M Partners analyst Andrew Hood said the focus on a sustainable risk culture is key to smoothing over concerns people may have about the Canadian real estate market, as well as Home Capital’s recent history. The company, he noted, stressed it will zoom all the way down to the neighbourhood level when it is deciding to whether to make a loan.
“They might not touch this whole little section within Vancouver that might have these really overpriced luxury homes, whereas there might be a region 10 minutes down the street that they’re willing to sell homes into,” Hood said. “They’re really hyper-focused, looking more specifically at the income levels and sustainability of prices in individual areas, and having these teams specialized within those areas.”
The biggest bet that Home Capital seems to be making is on itself. For the year ended Sept. 30, the company bought back more than $390 million in stock.
More buybacks are coming. Home Capital in early December announced it was officially beginning a “substantial issuer bid,” under which it is offering to repurchase and cancel up to $150 million of its shares. The offer expires at the end of the workday on Jan. 10, and the company plans on renewing a more normal-sized round of repurchases at some point afterward.
In addition to the buybacks, Home Capital is spending on technology, which Bissada called “table stakes” for any executive. The plans include spending around $60 million over three to five years on upgrading its information-technology systems.

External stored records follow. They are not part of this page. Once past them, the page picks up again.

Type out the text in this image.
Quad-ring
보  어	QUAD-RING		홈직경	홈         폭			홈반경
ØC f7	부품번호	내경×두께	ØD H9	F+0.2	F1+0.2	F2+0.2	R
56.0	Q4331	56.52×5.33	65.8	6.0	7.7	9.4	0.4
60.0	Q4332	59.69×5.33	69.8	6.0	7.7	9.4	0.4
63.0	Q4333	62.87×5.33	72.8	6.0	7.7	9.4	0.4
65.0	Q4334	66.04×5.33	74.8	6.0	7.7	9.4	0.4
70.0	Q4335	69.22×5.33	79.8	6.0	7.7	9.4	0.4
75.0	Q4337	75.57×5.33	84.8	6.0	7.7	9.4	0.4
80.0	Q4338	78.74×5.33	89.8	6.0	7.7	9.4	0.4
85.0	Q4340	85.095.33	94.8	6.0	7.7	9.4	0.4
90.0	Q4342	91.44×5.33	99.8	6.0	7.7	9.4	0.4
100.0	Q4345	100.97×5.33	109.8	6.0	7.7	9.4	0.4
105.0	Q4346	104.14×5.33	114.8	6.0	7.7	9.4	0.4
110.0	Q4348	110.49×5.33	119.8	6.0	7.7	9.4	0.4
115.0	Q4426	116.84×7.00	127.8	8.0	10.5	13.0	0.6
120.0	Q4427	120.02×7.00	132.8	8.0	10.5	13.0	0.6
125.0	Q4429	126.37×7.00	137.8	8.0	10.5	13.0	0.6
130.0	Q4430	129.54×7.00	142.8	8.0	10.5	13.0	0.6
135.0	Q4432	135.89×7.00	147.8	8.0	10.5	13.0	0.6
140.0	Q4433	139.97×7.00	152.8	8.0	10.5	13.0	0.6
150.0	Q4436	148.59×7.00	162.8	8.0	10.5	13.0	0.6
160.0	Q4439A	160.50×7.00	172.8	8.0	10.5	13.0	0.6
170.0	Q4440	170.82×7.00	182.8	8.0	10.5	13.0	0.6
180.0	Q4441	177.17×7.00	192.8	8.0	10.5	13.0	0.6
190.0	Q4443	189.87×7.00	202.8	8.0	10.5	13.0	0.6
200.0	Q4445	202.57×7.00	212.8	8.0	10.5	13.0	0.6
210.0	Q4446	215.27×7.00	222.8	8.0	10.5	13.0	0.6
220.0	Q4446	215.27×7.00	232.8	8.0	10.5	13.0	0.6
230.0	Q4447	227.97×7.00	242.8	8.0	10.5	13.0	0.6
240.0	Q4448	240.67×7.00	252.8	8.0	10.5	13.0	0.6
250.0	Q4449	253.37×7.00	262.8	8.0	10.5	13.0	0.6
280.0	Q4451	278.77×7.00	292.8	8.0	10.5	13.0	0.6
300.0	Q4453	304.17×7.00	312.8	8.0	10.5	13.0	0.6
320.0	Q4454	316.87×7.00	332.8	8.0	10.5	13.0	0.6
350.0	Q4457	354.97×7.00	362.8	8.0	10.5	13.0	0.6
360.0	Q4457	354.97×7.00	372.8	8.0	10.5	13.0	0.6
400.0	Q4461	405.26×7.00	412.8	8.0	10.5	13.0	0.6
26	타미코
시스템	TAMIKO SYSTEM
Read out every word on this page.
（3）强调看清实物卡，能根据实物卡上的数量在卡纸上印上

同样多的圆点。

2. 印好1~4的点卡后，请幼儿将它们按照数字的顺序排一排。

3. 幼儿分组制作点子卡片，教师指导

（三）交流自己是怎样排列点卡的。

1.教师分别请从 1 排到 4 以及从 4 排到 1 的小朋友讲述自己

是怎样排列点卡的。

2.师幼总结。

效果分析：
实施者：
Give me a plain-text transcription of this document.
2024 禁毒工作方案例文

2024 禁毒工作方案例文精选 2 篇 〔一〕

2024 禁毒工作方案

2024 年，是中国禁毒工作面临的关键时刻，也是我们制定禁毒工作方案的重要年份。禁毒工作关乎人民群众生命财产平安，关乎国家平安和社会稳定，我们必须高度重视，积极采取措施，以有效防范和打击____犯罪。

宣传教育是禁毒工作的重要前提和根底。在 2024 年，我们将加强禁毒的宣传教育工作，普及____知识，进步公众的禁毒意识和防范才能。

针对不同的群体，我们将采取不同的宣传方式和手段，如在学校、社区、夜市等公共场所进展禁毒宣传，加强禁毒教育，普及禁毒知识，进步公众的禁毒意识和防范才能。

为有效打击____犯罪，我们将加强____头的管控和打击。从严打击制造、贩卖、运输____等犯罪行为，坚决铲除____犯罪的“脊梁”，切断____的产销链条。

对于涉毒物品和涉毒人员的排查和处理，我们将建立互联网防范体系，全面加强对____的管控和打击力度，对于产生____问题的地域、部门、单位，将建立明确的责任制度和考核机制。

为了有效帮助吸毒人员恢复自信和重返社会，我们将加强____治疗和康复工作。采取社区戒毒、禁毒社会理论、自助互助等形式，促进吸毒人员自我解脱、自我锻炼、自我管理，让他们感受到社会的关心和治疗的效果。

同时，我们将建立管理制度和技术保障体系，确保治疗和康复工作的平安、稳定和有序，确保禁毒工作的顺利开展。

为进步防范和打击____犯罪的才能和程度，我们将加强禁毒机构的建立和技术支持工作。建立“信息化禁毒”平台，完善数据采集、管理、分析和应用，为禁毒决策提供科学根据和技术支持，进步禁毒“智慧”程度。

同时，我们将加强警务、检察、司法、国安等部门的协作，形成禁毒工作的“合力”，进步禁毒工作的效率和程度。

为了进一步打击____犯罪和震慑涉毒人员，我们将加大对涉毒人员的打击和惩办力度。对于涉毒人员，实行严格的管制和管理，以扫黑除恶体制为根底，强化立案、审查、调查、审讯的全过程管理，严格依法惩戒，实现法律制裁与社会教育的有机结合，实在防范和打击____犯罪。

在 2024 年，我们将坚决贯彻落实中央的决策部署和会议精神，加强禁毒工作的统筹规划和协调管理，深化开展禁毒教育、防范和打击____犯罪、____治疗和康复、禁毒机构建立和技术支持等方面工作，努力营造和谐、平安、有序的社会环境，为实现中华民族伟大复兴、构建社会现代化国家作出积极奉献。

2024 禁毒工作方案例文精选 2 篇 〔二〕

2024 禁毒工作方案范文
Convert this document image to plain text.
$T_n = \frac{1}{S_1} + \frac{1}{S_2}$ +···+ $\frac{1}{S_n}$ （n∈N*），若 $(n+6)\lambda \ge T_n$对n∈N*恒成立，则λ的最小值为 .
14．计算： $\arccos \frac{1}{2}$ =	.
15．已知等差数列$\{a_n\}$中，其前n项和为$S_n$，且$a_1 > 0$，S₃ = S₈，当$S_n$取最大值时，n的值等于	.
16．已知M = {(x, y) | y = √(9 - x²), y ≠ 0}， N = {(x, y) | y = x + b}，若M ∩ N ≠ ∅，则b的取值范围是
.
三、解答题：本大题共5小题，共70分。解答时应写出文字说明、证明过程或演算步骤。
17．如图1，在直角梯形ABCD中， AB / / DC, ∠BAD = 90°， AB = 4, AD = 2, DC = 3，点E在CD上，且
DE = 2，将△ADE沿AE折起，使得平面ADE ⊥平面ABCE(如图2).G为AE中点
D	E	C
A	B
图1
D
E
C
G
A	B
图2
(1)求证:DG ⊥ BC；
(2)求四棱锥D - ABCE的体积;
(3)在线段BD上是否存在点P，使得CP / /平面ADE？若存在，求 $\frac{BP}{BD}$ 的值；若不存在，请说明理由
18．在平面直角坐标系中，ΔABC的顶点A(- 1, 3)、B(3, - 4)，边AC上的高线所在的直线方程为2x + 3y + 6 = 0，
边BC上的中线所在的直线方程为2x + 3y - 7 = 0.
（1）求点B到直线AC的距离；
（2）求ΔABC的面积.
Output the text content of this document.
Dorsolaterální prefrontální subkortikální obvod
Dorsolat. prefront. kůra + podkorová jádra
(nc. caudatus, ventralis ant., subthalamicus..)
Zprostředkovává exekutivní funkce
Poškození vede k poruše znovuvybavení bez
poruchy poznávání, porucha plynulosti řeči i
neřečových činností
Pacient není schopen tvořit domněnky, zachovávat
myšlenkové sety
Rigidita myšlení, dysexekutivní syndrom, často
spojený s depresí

At the investor day, Home Capital’s chief digital and strategy officer Benjy Katchen said the company had also relaunched its mortgage broker portal called Loft in the third quarter of 2019, shifting it to a mobile-first model.
The lender is now using the same design for a future portal for deposit brokers, he said, and planning to launch a new loan origination system in 2020 as well.
In tandem with building up certain parts of its business, Home Capital has been willing to get out of other parts it no longer deems crucial by selling them off.
For example, it announced on Dec. 11 that it had determined its point-of-sale lending business fell into the latter category following a review of its consumer retail loan portfolio.
As a result, the company said “non-core” loan balances of around $84 million would be treated as assets held for sale for accounting purposes.
Home Capital has also telegraphed it will issue more residential mortgage-backed securities in 2020, something it did for the first time in 2019, which helped broaden its sources of funding.
During the third quarter, Home Capital closed a $425-million private placement of residential mortgage-backed securities that were backed by a portfolio of “classic” single-family home loans that were not insured against borrower default.
“The company expects to be a serial issuer of these securities, subject to market conditions,” Home Capital said in its outlook.
This diversification adds to the changes already happening with Home Capital’s $13.5 billion or so in deposits. Nearly a quarter of the deposits have come from its direct-to-consumer channel Oaken Financial (which was only launched in 2013), and 95 per cent are fixed term, meaning they can’t be withdrawn at a moment’s notice.
“They’ve got tons of liquidity,” Hood at M Partners said.
There are, however, lingering concerns about the Canadian housing market and the relatively large amount of debt the average consumer holds.
The federal banking regulator, the Office of the Superintendent of Financial Institutions, recently hiked the amount of capital that Canada’s biggest banks (which do not include Home Capital) must hold, saying the decision reflected its view that key risks remain high.
“The key vulnerabilities include Canadian household indebtedness, asset imbalances and institutional indebtedness,” OSFI said. “In addition, global vulnerabilities related to ongoing trade tensions and rising leverage are growing, which could increase the chance of a spillover of external risks into the Canadian financial system.”
Bissada, though, said the housing market’s momentum has been positive and steady.
“Our view is it’s going to continue to be steady for next year,” he said. “We don’t think there’s any craziness that’s going to happen either way, up or down.”
Demand among Home Capital’s key customer demographics — new Canadians, the self-employed and those with poorer credit — is growing, while supply remains constrained, particularly in Toronto and Vancouver.
Bissada said the company’s foundation is strong, but there could be investors who need more persuading, setting up 2020 as a key year.
“We’re not sitting here saying we’ve reached our destiny,” Bissada said. “We’re on a journey.”